One of the problems with making your own is that the options are fairly limited on just how you go about opening video files and pulling out the candy frame goodness. For Windows users, the option is to use DirectShow which I can only describe as The Crystal Maze for it's Byzantine ways of operating are beyond mortal ken. The other option is to use a pre-built library such as ffmpeg or similar. This was out as well as not only was it a whole new way of working for me (Windows development files were few and far between) it was a whole new set of a programming challenges which made the learning curve more of a learning cliff.

"during testing I had a number of problems with this"

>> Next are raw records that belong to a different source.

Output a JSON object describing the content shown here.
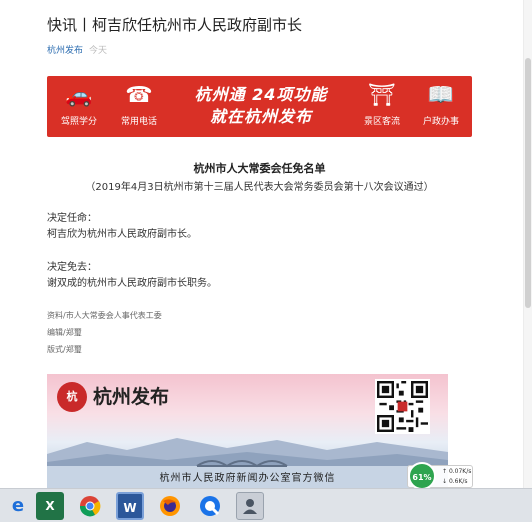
{
  "article": {
    "title": "快讯丨柯吉欣任杭州市人民政府副市长",
    "source": "杭州发布",
    "date": "今天",
    "heading": "杭州市人大常委会任免名单",
    "subheading": "（2019年4月3日杭州市第十三届人民代表大会常务委员会第十八次会议通过）",
    "appoint_label": "决定任命：",
    "appoint_text": "柯吉欣为杭州市人民政府副市长。",
    "remove_label": "决定免去：",
    "remove_text": "谢双成的杭州市人民政府副市长职务。",
    "credit_source": "资料/市人大常委会人事代表工委",
    "credit_editor": "编辑/郑璽",
    "credit_layout": "版式/郑璽"
  },
  "banner": {
    "headline_line1": "杭州通  24项功能",
    "headline_line2": "就在杭州发布",
    "items": [
      {
        "label": "驾照学分",
        "icon": "car-icon"
      },
      {
        "label": "常用电话",
        "icon": "phone-icon"
      },
      {
        "label": "景区客流",
        "icon": "pagoda-icon"
      },
      {
        "label": "户政办事",
        "icon": "booklet-icon"
      }
    ]
  },
  "poster": {
    "logo_mark": "杭",
    "brand": "杭州发布",
    "caption": "杭州市人民政府新闻办公室官方微信"
  },
  "netmon": {
    "percent": "61%",
    "up": "0.07K/s",
    "down": "0.6K/s"
  },
  "taskbar": {
    "apps": [
      "ie-icon",
      "excel-icon",
      "chrome-icon",
      "word-icon",
      "firefox-icon",
      "qq-browser-icon",
      "user-icon"
    ]
  }
}
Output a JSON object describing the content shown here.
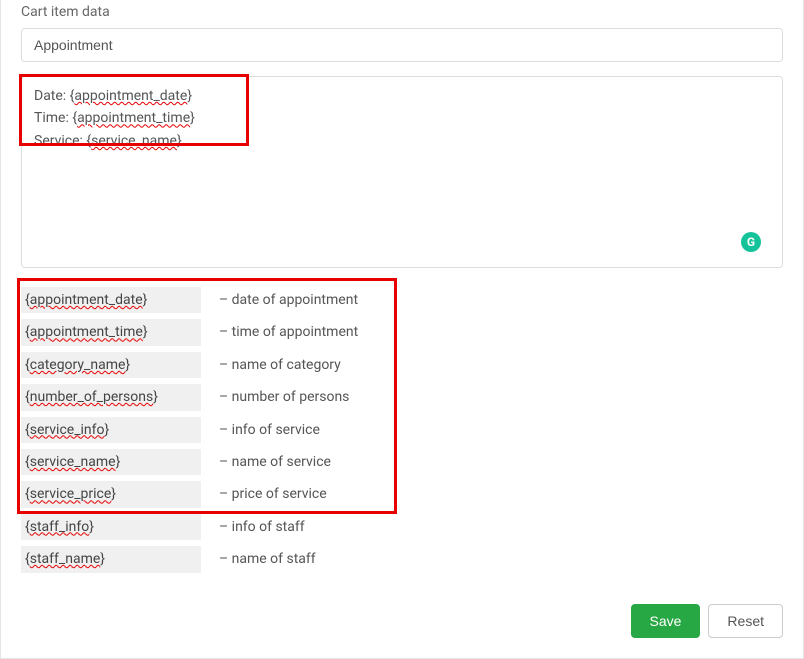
{
  "section_title": "Cart item data",
  "title_input_value": "Appointment",
  "textarea_value": "Date: {appointment_date}\nTime: {appointment_time}\nService: {service_name}",
  "textarea_line1_prefix": "Date: {",
  "textarea_line1_token": "appointment_date",
  "textarea_line1_suffix": "}",
  "textarea_line2_prefix": "Time: {",
  "textarea_line2_token": "appointment_time",
  "textarea_line2_suffix": "}",
  "textarea_line3_prefix": "Service: {",
  "textarea_line3_token": "service_name",
  "textarea_line3_suffix": "}",
  "placeholders": [
    {
      "key": "{appointment_date}",
      "desc": "– date of appointment"
    },
    {
      "key": "{appointment_time}",
      "desc": "– time of appointment"
    },
    {
      "key": "{category_name}",
      "desc": "– name of category"
    },
    {
      "key": "{number_of_persons}",
      "desc": "– number of persons"
    },
    {
      "key": "{service_info}",
      "desc": "– info of service"
    },
    {
      "key": "{service_name}",
      "desc": "– name of service"
    },
    {
      "key": "{service_price}",
      "desc": "– price of service"
    },
    {
      "key": "{staff_info}",
      "desc": "– info of staff"
    },
    {
      "key": "{staff_name}",
      "desc": "– name of staff"
    }
  ],
  "buttons": {
    "save": "Save",
    "reset": "Reset"
  }
}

So I turned forlornly to existing media-players in the slim hope that one of them would have the abilities required for scripting a makeshift screenshotter. Media Player Classic has limited command line support, VLC is more geared towards client/server setup and I couldn't even figure out whether that route would lead to any semblance of success, BSPlayer... The list goes on as to the number of players which don't supply a full body of command line options.

The silver lining, the angel of hope was MPlayer. If you're prepared to wade through a bit of fudge to get there, MPlayer provides everything you need to script a screenshotter:

  • jump to any part of the file from the command line
  • output into different (static) formats such as PNG and JPEG
  • can output file information (length, dimensions etc.)

With these three functions MPlayer is almost all you need. Almost.